Les tribunaux de traitement de la toxicomanie (TTT) sont souvent vantés comme étant la solution à un cycle de toxicomanie et de crime. Mais le sont-ils? Voilà la question à laquelle le Réseau juridique canadien VIH/sida a tenté de répondre dans une publication de 2011 qui examine les activités de six tribunaux de traitement de la toxicomanie du Canada, financés par le fédéral (Toronto, Edmonton, Vancouver, Winnipeg, Ottawa et Regina). Cette étude constitue aussi une introduction aux TTT pour les profanes. Le rapport ne rejette pas totalement les TTT, mais soulève de sérieuses questions sur leur mode de fonctionnement et leur efficacité.
Comme l’indique ce rapport, la notion selon laquelle la toxicomanie est le résultat d’une lacune morale a, dans certains secteurs, entraîné l’idée que c’est une maladie chronique qui peut répondre à un traitement médical. Les tribunaux de traitement de la toxicomanie, comme l’énonce ce rapport, fonctionnement d’après une combinaison de ces hypothèses.
Les TTT étant promus comme moyen de réduire l’utilisation de drogues et de prévenir le crime, ils adoptent l’idée que le traitement peut atténuer la toxicomanie.
Mais ils ont également recours à des méthodes quasi-coercitives et punitives qui sont plus près du système de justice pénale.
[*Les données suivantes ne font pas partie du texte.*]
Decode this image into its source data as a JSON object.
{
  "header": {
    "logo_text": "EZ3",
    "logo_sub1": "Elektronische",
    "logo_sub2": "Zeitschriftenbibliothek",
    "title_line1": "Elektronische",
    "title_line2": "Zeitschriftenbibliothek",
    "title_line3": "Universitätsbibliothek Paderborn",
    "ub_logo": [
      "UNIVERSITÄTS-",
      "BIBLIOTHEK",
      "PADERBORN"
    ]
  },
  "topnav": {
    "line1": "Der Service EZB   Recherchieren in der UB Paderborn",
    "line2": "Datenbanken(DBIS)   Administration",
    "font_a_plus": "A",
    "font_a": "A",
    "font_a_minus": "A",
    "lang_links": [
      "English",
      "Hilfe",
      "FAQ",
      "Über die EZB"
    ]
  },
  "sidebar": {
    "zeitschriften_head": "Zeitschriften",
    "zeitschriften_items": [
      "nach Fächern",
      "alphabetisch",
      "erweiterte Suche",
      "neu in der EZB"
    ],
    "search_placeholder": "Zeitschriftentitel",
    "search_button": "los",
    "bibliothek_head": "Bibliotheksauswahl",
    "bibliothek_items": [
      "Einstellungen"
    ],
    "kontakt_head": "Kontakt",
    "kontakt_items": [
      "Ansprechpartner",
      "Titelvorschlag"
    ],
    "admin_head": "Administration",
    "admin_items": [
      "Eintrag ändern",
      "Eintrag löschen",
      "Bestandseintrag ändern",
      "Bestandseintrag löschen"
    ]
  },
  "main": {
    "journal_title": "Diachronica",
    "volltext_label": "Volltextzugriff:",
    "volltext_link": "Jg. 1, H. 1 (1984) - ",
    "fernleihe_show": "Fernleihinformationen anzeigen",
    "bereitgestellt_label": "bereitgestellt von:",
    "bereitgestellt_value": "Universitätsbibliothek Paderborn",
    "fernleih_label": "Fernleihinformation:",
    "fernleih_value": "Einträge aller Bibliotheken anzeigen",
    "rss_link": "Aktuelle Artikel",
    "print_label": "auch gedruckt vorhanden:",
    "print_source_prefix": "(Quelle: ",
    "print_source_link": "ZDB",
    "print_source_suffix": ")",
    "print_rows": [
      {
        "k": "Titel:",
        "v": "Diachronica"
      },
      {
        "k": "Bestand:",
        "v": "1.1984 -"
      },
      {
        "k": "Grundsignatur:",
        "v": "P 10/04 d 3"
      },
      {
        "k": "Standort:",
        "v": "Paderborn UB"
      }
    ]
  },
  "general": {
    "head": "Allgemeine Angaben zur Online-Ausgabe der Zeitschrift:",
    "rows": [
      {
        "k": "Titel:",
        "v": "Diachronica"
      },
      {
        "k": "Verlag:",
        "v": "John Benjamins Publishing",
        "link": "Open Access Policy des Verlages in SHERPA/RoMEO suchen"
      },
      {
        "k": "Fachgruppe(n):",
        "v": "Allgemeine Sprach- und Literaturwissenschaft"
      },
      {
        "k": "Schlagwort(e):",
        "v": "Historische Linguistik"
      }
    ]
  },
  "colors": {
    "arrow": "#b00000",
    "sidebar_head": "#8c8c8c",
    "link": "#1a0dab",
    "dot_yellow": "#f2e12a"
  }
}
Les candidats à un programme de TTT doivent plaider coupables d’un crime et se soumettre à une analyse d’urine obligatoire. Le défaut d’adhérer au programme de traitement ordonné par le tribunal peut se traduire par une peine d’emprisonnement. Mais si la toxicomanie est une maladie chronique récurrente, comme le suggère l’Office des Nations Unies contre la drogue et le crime, à quel point répond-elle à ces techniques quasi-coercitives utilisées dans les TTT? Pas beaucoup, selon les auteurs de ce rapport.
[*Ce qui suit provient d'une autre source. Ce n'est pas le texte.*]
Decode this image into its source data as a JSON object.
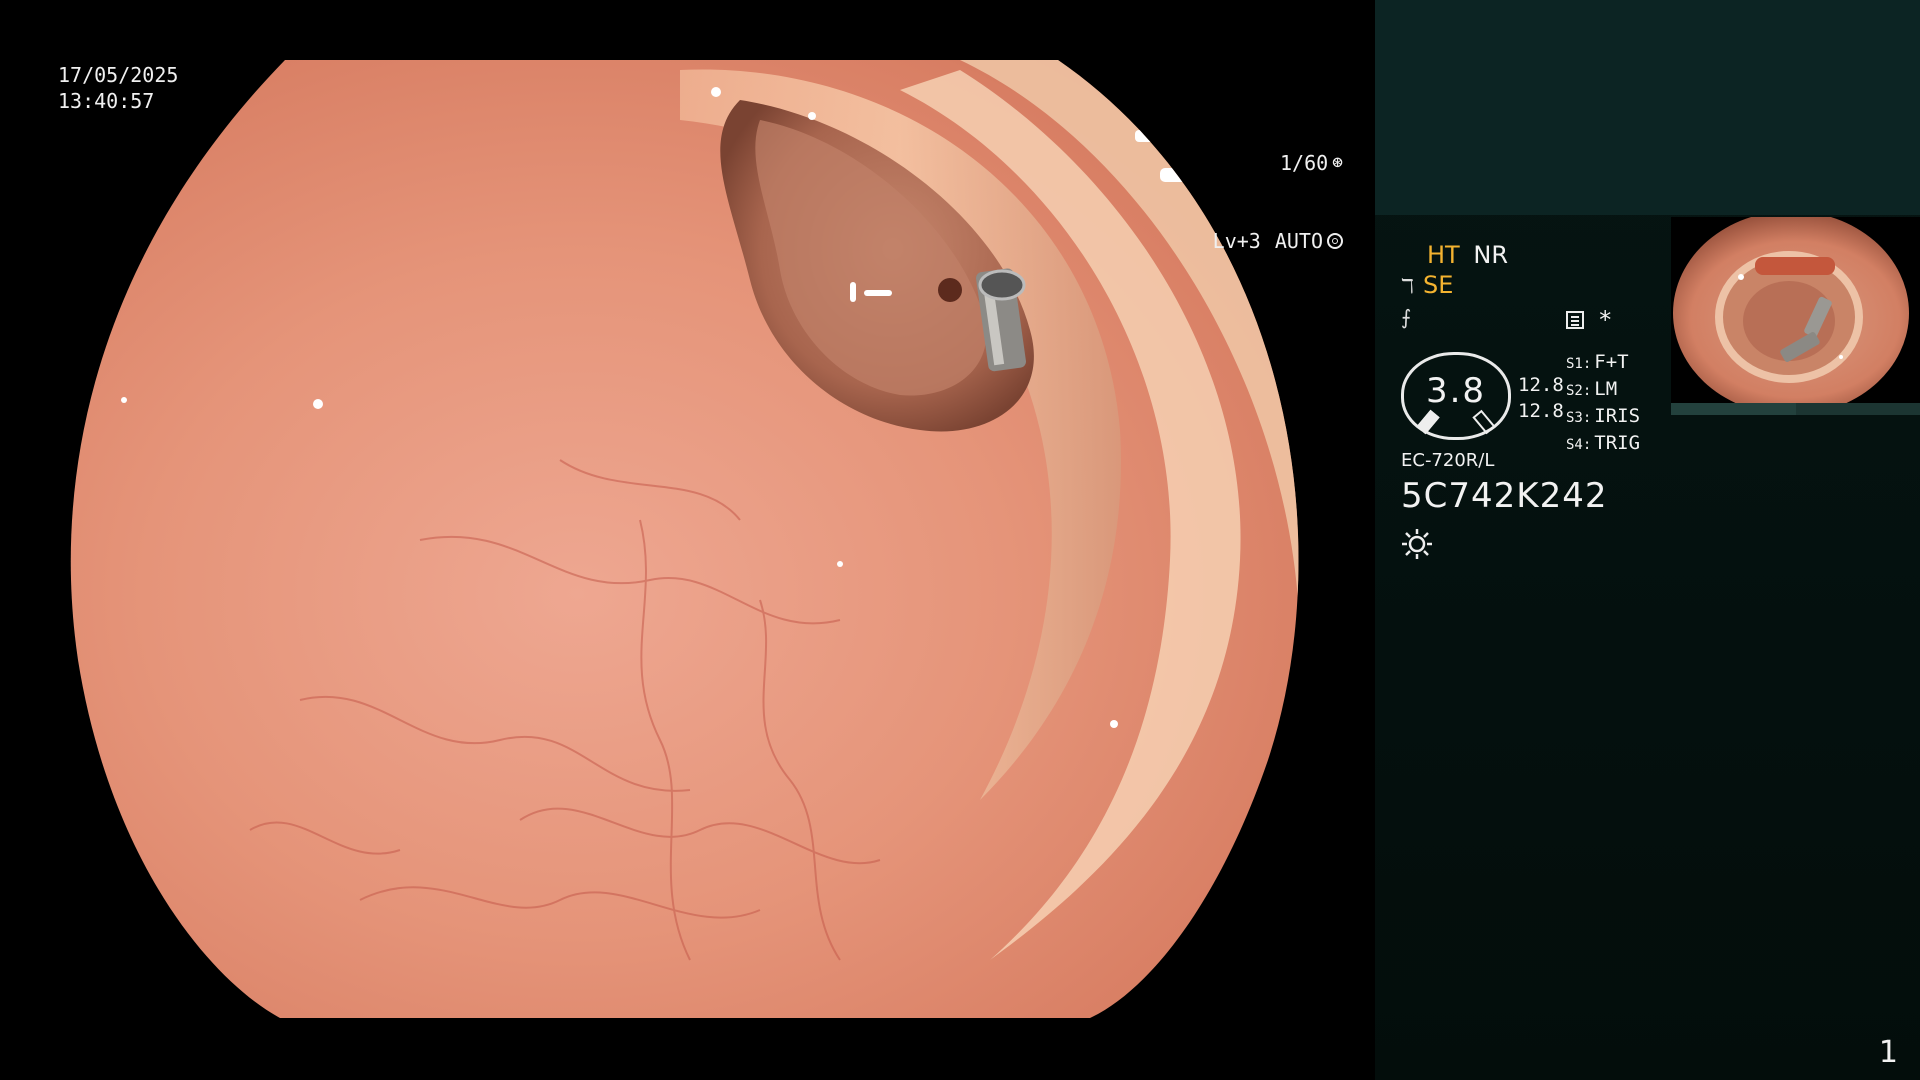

Ce rapport soulève aussi de sérieuses questions sur la méthodologie de la recherche sur les tribunaux de traitement de la toxicomanie. Ses auteurs allèguent qu’étant donné l’absence d’étude de suivi sur les expériences des participants, et les faibles taux de maintien des participants dans de nombreux programmes de TTT, il est difficile de conclure, à ce stade, si les tribunaux de traitement de la toxicomanie entraînent ou non une diminution de l’utilisation de drogues et/ou du récidivisme. Plus inquiétant encore, ces auteurs ont observé que les femmes sont moins susceptibles de se porter candidates à un TTT, et moins susceptibles de graduer à des niveaux comparables à ceux des participants masculins, en partie à cause de l’absence de programmes sexospécifiques et de programmes souples qui conviendraient aux responsabilités parentales. Les femmes et les hommes autochtones sont également moins susceptibles de terminer des programmes de TTT en partie à cause de l’absence de services de traitement spécifiques pour les Autochtones.
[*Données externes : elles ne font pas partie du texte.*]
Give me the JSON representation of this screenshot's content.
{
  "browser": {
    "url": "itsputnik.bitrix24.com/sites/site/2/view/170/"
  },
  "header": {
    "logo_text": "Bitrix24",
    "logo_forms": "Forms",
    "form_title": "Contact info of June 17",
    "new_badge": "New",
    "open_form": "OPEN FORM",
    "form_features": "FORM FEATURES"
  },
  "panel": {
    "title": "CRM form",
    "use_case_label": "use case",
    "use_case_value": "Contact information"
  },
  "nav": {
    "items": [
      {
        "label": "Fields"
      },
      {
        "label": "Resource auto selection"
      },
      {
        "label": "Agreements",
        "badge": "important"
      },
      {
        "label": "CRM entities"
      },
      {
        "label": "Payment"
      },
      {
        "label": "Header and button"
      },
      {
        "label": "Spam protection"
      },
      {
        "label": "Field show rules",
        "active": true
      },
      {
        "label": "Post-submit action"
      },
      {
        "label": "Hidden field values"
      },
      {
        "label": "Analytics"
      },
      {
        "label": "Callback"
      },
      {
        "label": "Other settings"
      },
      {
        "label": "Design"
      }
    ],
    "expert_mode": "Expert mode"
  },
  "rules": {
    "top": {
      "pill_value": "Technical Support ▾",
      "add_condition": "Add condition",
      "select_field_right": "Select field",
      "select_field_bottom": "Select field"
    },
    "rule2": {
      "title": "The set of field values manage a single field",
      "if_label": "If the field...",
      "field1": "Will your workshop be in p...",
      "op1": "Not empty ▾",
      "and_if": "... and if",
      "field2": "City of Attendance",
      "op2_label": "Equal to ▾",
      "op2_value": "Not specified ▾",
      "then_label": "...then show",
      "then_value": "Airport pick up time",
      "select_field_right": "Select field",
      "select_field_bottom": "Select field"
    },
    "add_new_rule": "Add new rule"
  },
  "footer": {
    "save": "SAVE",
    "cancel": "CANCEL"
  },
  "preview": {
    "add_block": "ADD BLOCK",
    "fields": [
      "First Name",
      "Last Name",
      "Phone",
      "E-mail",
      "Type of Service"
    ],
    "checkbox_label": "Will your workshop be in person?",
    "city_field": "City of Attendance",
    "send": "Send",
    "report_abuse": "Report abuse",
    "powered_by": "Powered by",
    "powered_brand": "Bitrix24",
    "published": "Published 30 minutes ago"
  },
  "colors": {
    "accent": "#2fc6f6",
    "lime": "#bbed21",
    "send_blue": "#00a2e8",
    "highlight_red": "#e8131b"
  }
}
Les auteurs du rapport se demandent dans quelle mesure l’inscription au traitement est volontaire lorsque la prison est l’autre possibilité et que l’accès aux autres traitements est limité. Comme le mentionne le rapport,
« compte tenu de la difficulté d’avoir accès à un traitement de la toxicomanie et à des services sociaux sans passer par le système des TTT, on peut douter du caractère volontaire de l’inscription aux TTT »
. Les auteurs indiquent également que le système des TTT peut potentiellement éroder certaines des garanties procédurales du système judiciaire traditionnel. Les tribunaux de traitement de la toxicomanie peuvent aussi enfreindre les droits de la personne, plus précisément, le droit à la santé prévu à l’article 12 du Pacte international relatif aux droits civils et politiques, parce qu’on peut refuser aux participants l’accès à un service de santé s’ils ne se plient pas aux règles du programme TTT.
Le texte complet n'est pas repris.